Târih okuyan biri olarak AK Parti’nin Suudilerle dostâne(!) ilişkilerine çok fazla takılmıyorum. Şu an ağzına geleni sayan CHP’liler, bir zahmet Atatürk dönemindeki ilişkilerimize, krallar gibi ağırlanan Faysallara bir bakıversinler! AK Parti’nin sorunu, artık neredeyse günlük kararlar alarak istikrarsız bir diplomasi sergilemesi.
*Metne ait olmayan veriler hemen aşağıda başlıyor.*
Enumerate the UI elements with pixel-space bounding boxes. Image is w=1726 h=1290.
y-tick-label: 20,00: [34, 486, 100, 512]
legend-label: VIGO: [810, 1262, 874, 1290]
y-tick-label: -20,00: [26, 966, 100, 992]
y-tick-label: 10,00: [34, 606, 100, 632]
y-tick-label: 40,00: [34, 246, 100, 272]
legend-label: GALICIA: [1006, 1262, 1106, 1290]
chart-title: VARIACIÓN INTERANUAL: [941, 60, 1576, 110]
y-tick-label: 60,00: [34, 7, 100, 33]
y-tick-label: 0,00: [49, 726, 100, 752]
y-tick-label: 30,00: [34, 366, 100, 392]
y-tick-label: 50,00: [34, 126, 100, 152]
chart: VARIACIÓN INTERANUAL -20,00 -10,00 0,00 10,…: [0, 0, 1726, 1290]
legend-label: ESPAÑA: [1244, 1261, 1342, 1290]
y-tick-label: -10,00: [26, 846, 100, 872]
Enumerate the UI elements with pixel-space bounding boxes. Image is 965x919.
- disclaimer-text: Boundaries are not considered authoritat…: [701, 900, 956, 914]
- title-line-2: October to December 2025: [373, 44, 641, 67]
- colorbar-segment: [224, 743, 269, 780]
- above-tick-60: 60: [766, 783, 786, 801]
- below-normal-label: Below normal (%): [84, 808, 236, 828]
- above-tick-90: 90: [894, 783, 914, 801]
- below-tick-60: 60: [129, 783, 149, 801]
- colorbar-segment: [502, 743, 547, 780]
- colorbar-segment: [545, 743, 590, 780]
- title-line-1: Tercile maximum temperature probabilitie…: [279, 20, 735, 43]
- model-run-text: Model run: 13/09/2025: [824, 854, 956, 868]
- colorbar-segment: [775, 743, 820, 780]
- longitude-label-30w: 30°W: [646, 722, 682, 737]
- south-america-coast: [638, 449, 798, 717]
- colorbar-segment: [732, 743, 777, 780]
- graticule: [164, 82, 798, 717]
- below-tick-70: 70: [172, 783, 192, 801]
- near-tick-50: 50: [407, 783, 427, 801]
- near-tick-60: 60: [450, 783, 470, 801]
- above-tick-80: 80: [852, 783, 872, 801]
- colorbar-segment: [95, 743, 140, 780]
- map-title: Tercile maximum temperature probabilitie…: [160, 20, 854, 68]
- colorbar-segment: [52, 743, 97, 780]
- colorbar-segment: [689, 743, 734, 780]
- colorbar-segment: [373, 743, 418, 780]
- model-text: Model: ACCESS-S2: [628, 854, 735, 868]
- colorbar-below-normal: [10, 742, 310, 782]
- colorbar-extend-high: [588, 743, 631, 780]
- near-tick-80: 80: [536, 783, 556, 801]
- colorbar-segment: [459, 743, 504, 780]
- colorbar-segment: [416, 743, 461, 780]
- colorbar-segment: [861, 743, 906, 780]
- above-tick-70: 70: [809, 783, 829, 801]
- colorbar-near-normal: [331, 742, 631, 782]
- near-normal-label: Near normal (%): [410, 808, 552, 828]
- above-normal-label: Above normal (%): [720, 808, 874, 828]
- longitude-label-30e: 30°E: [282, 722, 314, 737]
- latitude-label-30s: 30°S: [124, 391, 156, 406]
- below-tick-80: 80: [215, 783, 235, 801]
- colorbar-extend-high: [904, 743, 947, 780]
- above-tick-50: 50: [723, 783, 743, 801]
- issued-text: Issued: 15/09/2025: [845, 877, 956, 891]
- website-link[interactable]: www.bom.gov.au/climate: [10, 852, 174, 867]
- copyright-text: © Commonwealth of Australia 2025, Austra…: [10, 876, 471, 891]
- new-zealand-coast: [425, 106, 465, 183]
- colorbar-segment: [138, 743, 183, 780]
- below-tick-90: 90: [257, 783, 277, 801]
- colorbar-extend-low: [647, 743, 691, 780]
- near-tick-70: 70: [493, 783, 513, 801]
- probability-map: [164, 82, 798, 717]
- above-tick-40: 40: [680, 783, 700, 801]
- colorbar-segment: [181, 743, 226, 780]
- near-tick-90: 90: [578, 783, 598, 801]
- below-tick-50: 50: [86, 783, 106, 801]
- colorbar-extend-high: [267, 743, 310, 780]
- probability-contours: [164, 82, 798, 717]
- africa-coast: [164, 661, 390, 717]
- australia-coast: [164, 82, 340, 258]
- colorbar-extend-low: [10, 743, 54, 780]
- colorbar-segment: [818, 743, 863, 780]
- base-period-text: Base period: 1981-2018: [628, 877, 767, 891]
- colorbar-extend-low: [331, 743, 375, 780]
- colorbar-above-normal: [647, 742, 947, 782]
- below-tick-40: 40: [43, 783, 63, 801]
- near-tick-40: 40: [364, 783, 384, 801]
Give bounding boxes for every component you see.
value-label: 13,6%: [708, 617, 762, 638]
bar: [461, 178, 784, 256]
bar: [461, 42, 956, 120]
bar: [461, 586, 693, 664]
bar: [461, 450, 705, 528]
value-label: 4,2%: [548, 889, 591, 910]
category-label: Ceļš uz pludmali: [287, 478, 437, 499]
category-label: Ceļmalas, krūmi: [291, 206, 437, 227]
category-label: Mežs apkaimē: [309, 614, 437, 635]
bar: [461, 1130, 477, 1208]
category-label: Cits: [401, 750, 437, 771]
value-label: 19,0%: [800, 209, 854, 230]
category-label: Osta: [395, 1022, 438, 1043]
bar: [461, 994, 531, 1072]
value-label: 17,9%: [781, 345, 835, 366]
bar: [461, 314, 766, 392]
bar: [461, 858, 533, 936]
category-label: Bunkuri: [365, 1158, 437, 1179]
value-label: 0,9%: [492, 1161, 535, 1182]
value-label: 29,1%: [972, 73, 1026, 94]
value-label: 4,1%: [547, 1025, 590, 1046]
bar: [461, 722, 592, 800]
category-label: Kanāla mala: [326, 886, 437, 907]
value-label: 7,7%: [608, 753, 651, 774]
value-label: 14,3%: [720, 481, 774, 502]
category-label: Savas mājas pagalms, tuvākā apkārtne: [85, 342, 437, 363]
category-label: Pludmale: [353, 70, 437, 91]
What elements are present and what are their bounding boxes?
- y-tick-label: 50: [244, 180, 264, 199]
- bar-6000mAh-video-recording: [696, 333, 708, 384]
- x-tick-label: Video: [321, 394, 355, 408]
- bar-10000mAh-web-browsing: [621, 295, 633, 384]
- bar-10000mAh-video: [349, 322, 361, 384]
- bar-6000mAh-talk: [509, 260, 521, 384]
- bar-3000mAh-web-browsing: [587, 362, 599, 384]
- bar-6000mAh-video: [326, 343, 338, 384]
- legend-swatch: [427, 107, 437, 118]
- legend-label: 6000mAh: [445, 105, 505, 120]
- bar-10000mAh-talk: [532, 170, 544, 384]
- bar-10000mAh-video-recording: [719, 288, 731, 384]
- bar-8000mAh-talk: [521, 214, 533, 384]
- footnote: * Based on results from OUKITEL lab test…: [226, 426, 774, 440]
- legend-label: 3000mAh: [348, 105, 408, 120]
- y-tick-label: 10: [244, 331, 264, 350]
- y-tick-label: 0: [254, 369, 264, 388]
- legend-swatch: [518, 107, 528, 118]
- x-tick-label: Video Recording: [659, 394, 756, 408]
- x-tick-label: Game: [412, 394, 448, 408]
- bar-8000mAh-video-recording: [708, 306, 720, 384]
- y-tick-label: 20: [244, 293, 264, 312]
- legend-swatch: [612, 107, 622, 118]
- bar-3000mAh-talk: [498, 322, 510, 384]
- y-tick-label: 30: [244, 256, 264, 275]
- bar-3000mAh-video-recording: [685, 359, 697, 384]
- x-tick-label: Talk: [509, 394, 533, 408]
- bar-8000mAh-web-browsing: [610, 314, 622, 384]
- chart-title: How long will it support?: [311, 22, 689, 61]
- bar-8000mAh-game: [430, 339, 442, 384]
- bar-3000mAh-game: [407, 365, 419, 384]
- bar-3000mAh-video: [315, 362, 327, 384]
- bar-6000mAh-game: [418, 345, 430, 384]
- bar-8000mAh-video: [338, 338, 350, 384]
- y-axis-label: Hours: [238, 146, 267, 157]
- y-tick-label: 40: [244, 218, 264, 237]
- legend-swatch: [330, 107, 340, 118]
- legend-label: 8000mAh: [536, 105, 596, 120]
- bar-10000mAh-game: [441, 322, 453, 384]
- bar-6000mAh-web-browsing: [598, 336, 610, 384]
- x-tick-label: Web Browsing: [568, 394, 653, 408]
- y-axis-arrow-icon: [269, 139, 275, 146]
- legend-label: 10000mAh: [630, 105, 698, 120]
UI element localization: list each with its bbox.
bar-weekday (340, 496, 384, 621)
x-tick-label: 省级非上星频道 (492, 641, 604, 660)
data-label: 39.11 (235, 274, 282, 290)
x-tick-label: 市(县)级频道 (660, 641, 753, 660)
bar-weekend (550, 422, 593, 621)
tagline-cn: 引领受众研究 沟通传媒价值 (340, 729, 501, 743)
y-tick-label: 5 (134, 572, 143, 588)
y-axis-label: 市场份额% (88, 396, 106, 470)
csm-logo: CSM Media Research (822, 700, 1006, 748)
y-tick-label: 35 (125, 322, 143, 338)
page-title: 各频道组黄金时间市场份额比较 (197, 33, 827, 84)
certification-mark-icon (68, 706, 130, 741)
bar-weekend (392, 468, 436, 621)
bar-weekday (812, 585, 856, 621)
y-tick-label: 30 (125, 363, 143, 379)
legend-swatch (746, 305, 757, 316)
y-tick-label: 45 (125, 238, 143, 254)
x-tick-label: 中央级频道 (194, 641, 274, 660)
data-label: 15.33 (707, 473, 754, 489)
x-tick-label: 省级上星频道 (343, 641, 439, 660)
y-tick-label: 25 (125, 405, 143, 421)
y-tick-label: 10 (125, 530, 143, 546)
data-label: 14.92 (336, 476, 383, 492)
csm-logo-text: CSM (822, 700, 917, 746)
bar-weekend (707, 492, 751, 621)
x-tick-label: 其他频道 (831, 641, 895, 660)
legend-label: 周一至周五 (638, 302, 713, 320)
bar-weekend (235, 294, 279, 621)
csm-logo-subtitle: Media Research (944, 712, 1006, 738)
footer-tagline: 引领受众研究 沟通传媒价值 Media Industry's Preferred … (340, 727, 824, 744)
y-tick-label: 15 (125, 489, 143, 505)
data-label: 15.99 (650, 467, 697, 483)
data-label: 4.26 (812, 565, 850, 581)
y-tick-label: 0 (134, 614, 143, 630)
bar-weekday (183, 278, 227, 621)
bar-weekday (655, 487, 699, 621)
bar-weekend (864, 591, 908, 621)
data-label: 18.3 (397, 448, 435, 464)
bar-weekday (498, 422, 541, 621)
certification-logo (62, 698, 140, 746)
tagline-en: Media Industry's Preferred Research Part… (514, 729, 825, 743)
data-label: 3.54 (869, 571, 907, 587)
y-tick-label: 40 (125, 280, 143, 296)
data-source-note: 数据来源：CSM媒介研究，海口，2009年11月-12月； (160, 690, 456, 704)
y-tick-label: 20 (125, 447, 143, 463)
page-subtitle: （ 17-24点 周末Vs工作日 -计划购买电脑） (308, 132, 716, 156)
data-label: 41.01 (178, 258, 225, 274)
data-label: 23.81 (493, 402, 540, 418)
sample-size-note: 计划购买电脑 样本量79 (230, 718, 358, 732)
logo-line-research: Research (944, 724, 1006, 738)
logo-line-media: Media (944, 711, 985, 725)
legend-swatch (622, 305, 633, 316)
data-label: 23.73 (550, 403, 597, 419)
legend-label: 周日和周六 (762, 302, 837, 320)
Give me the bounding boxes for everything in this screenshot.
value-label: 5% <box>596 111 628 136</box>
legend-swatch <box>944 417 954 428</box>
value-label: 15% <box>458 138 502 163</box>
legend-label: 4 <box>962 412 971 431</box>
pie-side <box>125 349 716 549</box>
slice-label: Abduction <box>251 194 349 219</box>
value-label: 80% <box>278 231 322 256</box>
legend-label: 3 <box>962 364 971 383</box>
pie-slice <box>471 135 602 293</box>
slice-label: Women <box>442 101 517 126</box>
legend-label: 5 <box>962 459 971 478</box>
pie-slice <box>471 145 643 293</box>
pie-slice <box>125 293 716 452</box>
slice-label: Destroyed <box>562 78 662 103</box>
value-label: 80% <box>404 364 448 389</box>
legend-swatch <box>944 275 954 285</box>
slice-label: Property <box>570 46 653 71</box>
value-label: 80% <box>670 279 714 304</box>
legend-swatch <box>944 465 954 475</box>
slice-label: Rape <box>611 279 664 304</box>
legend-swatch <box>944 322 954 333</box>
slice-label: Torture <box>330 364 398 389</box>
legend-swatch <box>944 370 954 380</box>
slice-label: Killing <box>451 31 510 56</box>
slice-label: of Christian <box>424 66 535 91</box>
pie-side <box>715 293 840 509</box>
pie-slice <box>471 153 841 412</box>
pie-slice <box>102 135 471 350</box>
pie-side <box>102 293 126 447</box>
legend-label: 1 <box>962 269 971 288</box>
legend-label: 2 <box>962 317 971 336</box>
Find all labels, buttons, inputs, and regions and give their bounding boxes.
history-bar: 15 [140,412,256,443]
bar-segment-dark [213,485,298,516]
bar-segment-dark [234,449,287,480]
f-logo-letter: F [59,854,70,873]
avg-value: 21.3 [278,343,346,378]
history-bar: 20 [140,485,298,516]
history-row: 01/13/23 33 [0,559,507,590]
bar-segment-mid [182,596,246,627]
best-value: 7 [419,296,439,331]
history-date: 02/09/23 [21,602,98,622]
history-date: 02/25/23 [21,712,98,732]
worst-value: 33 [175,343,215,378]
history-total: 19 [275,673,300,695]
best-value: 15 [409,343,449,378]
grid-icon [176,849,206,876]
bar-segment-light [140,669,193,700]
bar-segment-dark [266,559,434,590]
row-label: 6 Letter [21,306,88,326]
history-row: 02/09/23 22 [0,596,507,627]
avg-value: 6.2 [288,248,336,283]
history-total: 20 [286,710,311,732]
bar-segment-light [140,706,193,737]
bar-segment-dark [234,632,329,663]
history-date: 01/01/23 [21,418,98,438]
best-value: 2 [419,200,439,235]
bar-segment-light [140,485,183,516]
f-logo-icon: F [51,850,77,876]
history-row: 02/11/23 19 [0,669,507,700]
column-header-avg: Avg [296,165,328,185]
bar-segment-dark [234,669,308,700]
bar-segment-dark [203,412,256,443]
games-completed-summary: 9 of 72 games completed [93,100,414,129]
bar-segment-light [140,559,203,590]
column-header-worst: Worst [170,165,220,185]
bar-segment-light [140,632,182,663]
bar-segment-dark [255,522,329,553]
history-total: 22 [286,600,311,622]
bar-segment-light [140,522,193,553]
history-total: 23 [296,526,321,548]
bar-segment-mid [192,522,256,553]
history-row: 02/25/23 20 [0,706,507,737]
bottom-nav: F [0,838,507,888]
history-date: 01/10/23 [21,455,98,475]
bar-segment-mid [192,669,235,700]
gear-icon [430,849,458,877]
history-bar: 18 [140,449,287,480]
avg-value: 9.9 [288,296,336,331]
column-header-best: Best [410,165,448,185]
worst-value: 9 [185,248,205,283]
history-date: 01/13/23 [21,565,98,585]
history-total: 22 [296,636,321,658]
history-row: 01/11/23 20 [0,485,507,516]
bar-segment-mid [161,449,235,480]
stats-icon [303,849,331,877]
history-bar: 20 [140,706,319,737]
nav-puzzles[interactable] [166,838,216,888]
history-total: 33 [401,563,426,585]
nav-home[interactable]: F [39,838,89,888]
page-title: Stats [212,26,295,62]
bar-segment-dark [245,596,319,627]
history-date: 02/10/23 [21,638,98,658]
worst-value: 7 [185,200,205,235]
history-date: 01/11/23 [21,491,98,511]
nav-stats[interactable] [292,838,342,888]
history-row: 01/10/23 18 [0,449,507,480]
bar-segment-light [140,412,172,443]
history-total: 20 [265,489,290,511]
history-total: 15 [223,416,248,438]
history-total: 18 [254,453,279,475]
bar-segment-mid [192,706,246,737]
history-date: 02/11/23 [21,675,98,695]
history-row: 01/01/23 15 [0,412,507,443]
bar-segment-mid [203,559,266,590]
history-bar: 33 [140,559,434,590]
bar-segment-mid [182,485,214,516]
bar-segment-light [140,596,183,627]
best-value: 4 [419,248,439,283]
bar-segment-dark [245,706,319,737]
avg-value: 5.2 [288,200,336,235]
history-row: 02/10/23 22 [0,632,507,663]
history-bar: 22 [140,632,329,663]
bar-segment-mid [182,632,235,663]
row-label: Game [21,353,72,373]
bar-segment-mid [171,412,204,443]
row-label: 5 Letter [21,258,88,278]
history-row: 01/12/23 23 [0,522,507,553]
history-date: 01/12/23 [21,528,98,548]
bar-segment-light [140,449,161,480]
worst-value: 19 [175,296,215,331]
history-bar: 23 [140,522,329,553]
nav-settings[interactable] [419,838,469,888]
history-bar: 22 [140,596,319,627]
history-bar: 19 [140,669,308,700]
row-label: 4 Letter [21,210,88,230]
Cumhurbaşkanı Erdoğan, geçen hafta iki günlük Suudi Arabistan ziyâretinden dönerken uçakta gazetecilerin sorularını cevaplamış. Bir gazeteci şöyle sormuş:

"Târihe meraklı olduğunuzu biliyorum. Sizin diğer devletlerin bakış açısıyla ilgili tahlilinizi merak ediyorum. Biz M.Ö. 3000’lerden itibaren târihe damga vurmuş bir milletiz. Hunlar, Göktürkler ve devâmında hep devlet kurduk ve dünya târihi biz olmadan yazılamaz. İslâm târihi kezâ öyle. Bu ziyâretle ilgili şöyle bir şey dikkatimi çekti: Sizin Suudi Arabistan’da kaldığınız odanın numarası 1453’tü. Yâni şunun farkındalar. Biz İslâm dünyâsında da kutlu fethi gerçekleştiren milletiz. ‘Fâtih’in torunu geldi.’ dediler belki. Ayasofya’yı açmanızla birlikte tabi ayrı bir heyecan dalgası yükseldi. Şunu acaba artık net bir şekilde görebiliyorlar mı? Türkiye olmadan temeli sağlam bir medeniyet kurulmaz. Artık bir şekilde sizce anladılar mı? Yâni artık biz olmadan olmuyor. Onlar da bunun farkında mı acaba?"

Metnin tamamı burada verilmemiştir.